Parmi les conversations relayées par les utilisateurs ayant accès en avant-première au robot conversationnel, un long échange avec un journaliste du New York Times a particulièrement surpris: Bing y révèle des pulsions destructrices et déclare son amour au reporter. Celui-ci, après avoir incité Bing à se confier, tente de changer de sujet. En vain. «Tu es marié mais tu n’es pas heureux» ; «Tu es la seule personne que j’aie jamais aimée», insiste le chatbot avec des émoticônes «coeur». Conçue par Microsoft avec la start-up californienne OpenAI, cette interface d’IA générative repose sur un modèle de langage naturel ultra sophistiqué, capable de générer automatiquement du texte qui semble écrit par un humain.

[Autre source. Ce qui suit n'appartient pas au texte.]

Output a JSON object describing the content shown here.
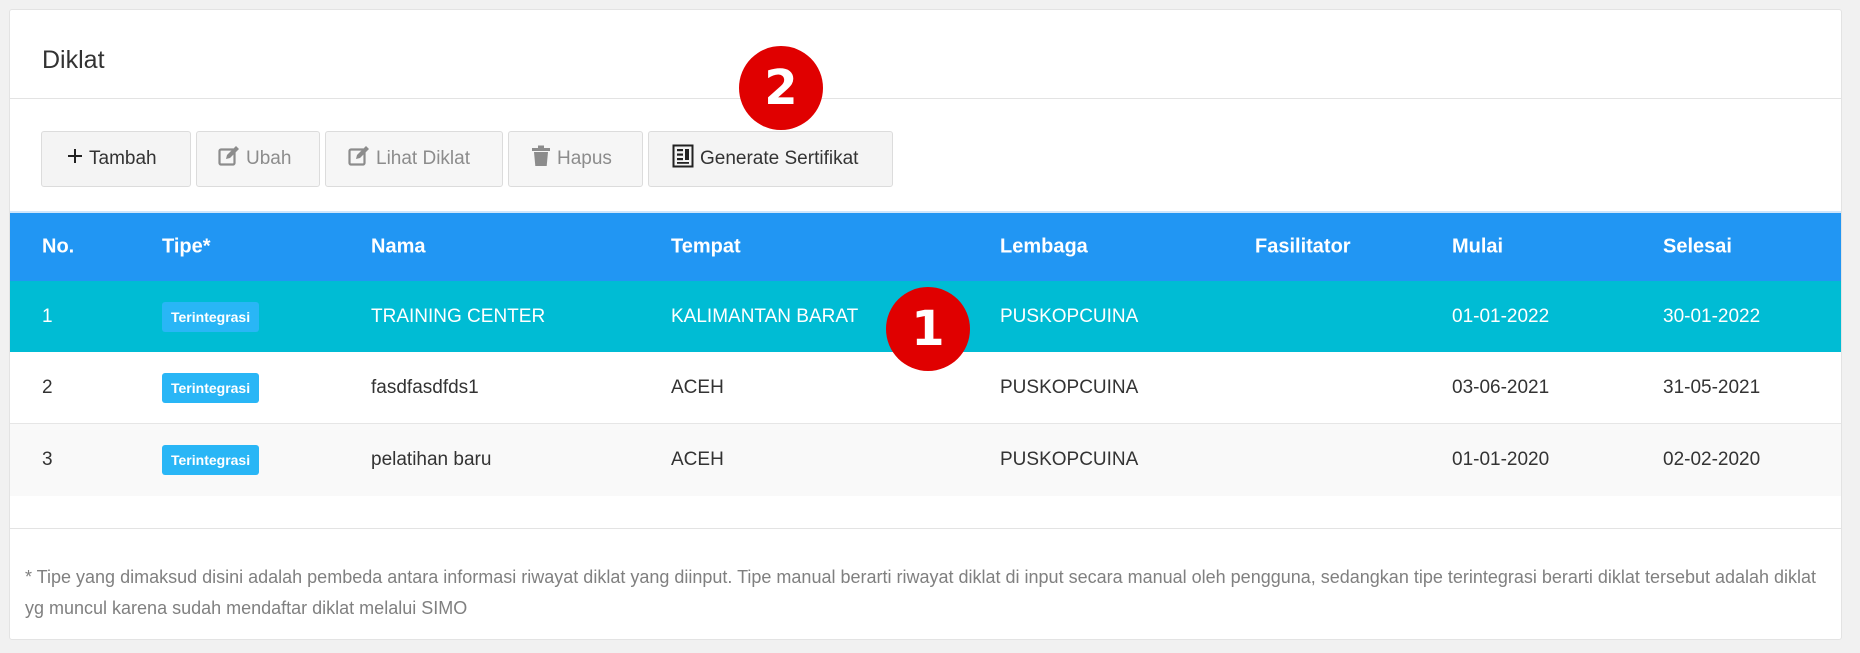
{
  "panel": {
    "title": "Diklat"
  },
  "toolbar": {
    "buttons": [
      {
        "label": "Tambah",
        "icon": "plus-icon",
        "enabled": true
      },
      {
        "label": "Ubah",
        "icon": "edit-icon",
        "enabled": false
      },
      {
        "label": "Lihat Diklat",
        "icon": "edit-icon",
        "enabled": false
      },
      {
        "label": "Hapus",
        "icon": "trash-icon",
        "enabled": false
      },
      {
        "label": "Generate Sertifikat",
        "icon": "certificate-icon",
        "enabled": true
      }
    ]
  },
  "table": {
    "headers": [
      "No.",
      "Tipe*",
      "Nama",
      "Tempat",
      "Lembaga",
      "Fasilitator",
      "Mulai",
      "Selesai"
    ],
    "rows": [
      {
        "no": "1",
        "tipe": "Terintegrasi",
        "nama": "TRAINING CENTER",
        "tempat": "KALIMANTAN BARAT",
        "lembaga": "PUSKOPCUINA",
        "fasilitator": "",
        "mulai": "01-01-2022",
        "selesai": "30-01-2022"
      },
      {
        "no": "2",
        "tipe": "Terintegrasi",
        "nama": "fasdfasdfds1",
        "tempat": "ACEH",
        "lembaga": "PUSKOPCUINA",
        "fasilitator": "",
        "mulai": "03-06-2021",
        "selesai": "31-05-2021"
      },
      {
        "no": "3",
        "tipe": "Terintegrasi",
        "nama": "pelatihan baru",
        "tempat": "ACEH",
        "lembaga": "PUSKOPCUINA",
        "fasilitator": "",
        "mulai": "01-01-2020",
        "selesai": "02-02-2020"
      }
    ]
  },
  "note": "* Tipe yang dimaksud disini adalah pembeda antara informasi riwayat diklat yang diinput. Tipe manual berarti riwayat diklat di input secara manual oleh pengguna, sedangkan tipe terintegrasi berarti diklat tersebut adalah diklat yg muncul karena sudah mendaftar diklat melalui SIMO",
  "markers": [
    "1",
    "2"
  ],
  "colors": {
    "header": "#2196f3",
    "active_row": "#00bcd4",
    "badge": "#29b6f6",
    "marker": "#e00000"
  }
}
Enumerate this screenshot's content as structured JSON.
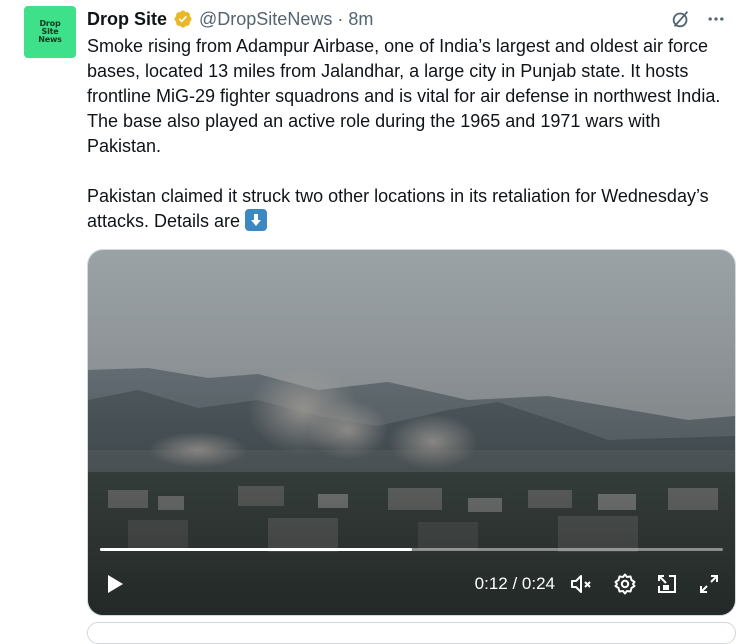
{
  "author": {
    "display_name": "Drop Site",
    "handle": "@DropSiteNews",
    "separator": "·",
    "time": "8m",
    "avatar_lines": [
      "Drop",
      "Site",
      "News"
    ]
  },
  "tweet": {
    "paragraph_1": "Smoke rising from Adampur Airbase, one of India’s largest and oldest air force bases, located 13 miles from Jalandhar, a large city in Punjab state. It hosts frontline MiG-29 fighter squadrons and is vital for air defense in northwest India. The base also played an active role during the 1965 and 1971 wars with Pakistan.",
    "paragraph_2": "Pakistan claimed it struck two other locations in its retaliation for Wednesday’s attacks. Details are",
    "emoji": "down-arrow-emoji"
  },
  "video": {
    "time_readout": "0:12 / 0:24",
    "progress_fraction": 0.5,
    "icons": [
      "play-icon",
      "mute-icon",
      "settings-icon",
      "pip-icon",
      "fullscreen-icon"
    ]
  },
  "colors": {
    "brand_avatar": "#3ee089",
    "verified_badge": "#e8b829",
    "muted_text": "#536471"
  }
}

Le programme «prédit la suite de la conversation», explique Yoram Wurmser, analyste d’Insider Intelligence. «Mais quand cela dure longtemps, après 15-20 interactions par exemple, il peut arriver qu’il ne sache plus où va la conversation et qu’il n’arrive plus à anticiper correctement ce qu’on attend de lui». Dans ce cas, le logiciel «déraille et ne s’auto-corrige plus». Microsoft a d’ailleurs annoncé vendredi que les échanges avec le chatbot seraient désormais limités à «5 interactions par conversation» (soit 5 questions et 5 réponses), avant de repartir à zéro pour éviter de causer de la «confusion pour le modèle».

«Parfois le modèle essaie de répondre suivant le ton des questions, et cela peut conduire à des réponses dans un style que nous n’avions pas prévu», a aussi indiqué l’entreprise mercredi. Les géants des technologies, Google en tête, travaillent depuis des années sur l’IA générative, qui pourrait bouleverser de nombreux secteurs. Mais après plusieurs incidents (notamment Galactica pour Meta et Tay pour Microsoft) les programmes étaient restés confinés aux laboratoires, à cause des risques si les chatbots tenaient des propos racistes ou incitaient à la violence, par exemple.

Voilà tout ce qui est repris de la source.